CNN Hologram – Behind the Scenes video

Just in case you haven’t seen it yet on, I imagine, zillions of other blogs, here’s how CNN used “holograms” to “beam in” remote correspondents on Election Night. The short answer: green screens and a whole bunch of computer-controlled cameras, for some real-time “Obi-Wan Kenobi, you’re my only hope” action. It continues CNN’s apparent campaign to be the TV network most like sci fi movies. (Hello, Minority Report-style gestural screens!)

Of course, it’s notable for some other reasons – somewhat silly reasons:

  • It’s probably the only time someone intentionally added blue fringing to a chroma key effect. Yep, that’s right: the blue halo around the participants had to be added intentionally to emphasize what they were doing, even though fringing is usually what you try to avoid.
  • It’s mixing sci fi metaphors like no tomorrow. Princess Leia? Beam me up? Holograms? What? “Cap’n, Scott here! I cannu keep the Death Star from blowing up! These damn Cylons!”
  • It’s probably the most inaccurate use of the word “hologram” ever. It’s a chroma key effect. The whole point is, it’s the first 3D key effect I’ve seen in real-time on TV – as far as I know – but keying sure isn’t that exciting if you’ve been watching the weather in the last half century. So they add the word “hologram.” They might as well have called it the “Holodeck” or “transporters” or just “magic.”

Technologically, though, it is very impressive. The real irony here isn’t that CNN used silly magical terminology and played terrifying drum sounds. (During the course of the evening, they had other sound effects that sounded like Nintendo platformer power-ups and massive explosions, as though Obama had just attacked North Carolina with an alien invasion.)

No, the real irony is that this impressive, expressive technology winds up becoming yet another way of doing boring talking heads. I can’t wait to see what happens when someone comes up with a more interesting use for this stuff. Stay tuned.

Create Digital Emotion, perhaps?

Beam me up, Wolf! CNN debuts election-night ‘hologram’

  • I can appreciate the technology used here, but to be honest I think the results didn't look better than the average weather man chroma key.
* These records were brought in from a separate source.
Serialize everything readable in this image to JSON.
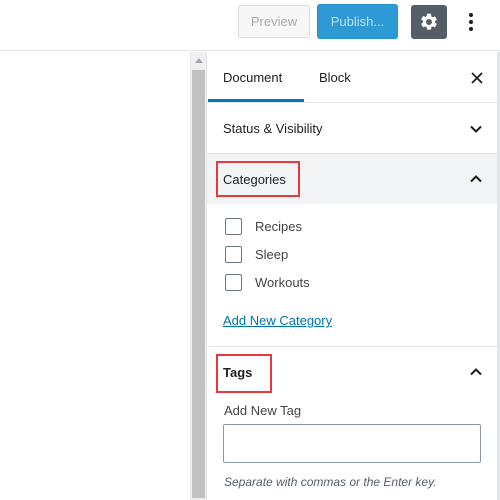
{
  "topbar": {
    "preview_label": "Preview",
    "publish_label": "Publish...",
    "settings_icon": "gear-icon",
    "more_icon": "vertical-ellipsis-icon"
  },
  "sidebar": {
    "tabs": [
      {
        "label": "Document",
        "active": true
      },
      {
        "label": "Block",
        "active": false
      }
    ],
    "close_icon": "close-icon",
    "panels": {
      "status_visibility": {
        "title": "Status & Visibility",
        "expanded": false
      },
      "categories": {
        "title": "Categories",
        "expanded": true,
        "items": [
          {
            "label": "Recipes",
            "checked": false
          },
          {
            "label": "Sleep",
            "checked": false
          },
          {
            "label": "Workouts",
            "checked": false
          }
        ],
        "add_new_label": "Add New Category"
      },
      "tags": {
        "title": "Tags",
        "expanded": true,
        "input_label": "Add New Tag",
        "input_value": "",
        "help_text": "Separate with commas or the Enter key."
      }
    }
  },
  "colors": {
    "accent": "#007cba",
    "publish": "#2d9ad6",
    "highlight": "#e8383d",
    "settings_bg": "#555d66"
  }
}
    I don't like to be negative, cause that just doesn't have any constructive value. 🙁

    Good start!

  • I'm looking forward to the moment they realize it would be more interesting in reverse: camera array at the site and in studio, with the studio reporter composited into the distant space. He mentions how it's great that the crowd isn't in the background — I disagree. The site is what I want to see, not the studio.

  • BirdFLU

    Well CNN often seems to miss the point of major stories, so it doesn't surprise me that they would get the use of this trick backwards. The whole point of having a reporter at an event is so the viewers can also see the event. Removing the reporter from the event so we just see her is ridiculous, she could have just phoned in.

    They should use this trick on their talking-head-argue-fest shows instead of the split or quad screen, that would be slightly more interesting.

  • anon

    yeah it's "very impressive" they were able to get all 12fps.

    come on, peter.

  • @BirdFLU: right, it didn't really accomplish anything at all. Very bizarre.

    I think successfully operating the camera array is pretty impressive. Now, that doesn't mean I think CNN will exclusively be able to pull it off. As you know, we're big fans of camera areas in general around here.

  • Lau

    how can the sound be "really complicated"?

    BTW samples like "never done in television before"
    and "you have never seen anything like this on television" could be usefull…

  • @Lau: Who said the sound was complicated? Confused…

    But totally agree about those samples.

    I haven't yet seen any sophisticated Leia remix/mashups on YouTube. Surely they're coming…

  • Zeh

    I almost choked when I saw it for the first time (I was watching CNN's stream live). I couldn't believe how bad it was because of the added halo. That they spent all the time with the technology talking about the technology itself didn't help.

    Anyone got the virtual white house later? They used fiducial markers for a 3d projection of the white house over a table to talk about the senate race. Completely unnecessary, but much better done.

  • yosh

    the company involved is as you can see from their site, they didn't really plan for this to happen 😉

  • grigori

    Now the only left to do if you to approach this again, is to put a sticker on it – "As Seen on TV". Instant hit!
    The only thing that CNN hasn't talked much about is actually the ways they projected her in the CNN studio.

  • @grigori: AFAIK she wasn't actually "projected" in the studio, which is why the "hologram" tag is so daft – she was just keyed in on the output stream.

  • Yeah, exactly. They did a chroma key effect and added her after the fact. If they made this work with live projection, that'd be incredibly awesome. But, of course, they don't have to — they're television. 😉

  • Doesn't this fall under an Augmented Reality effect?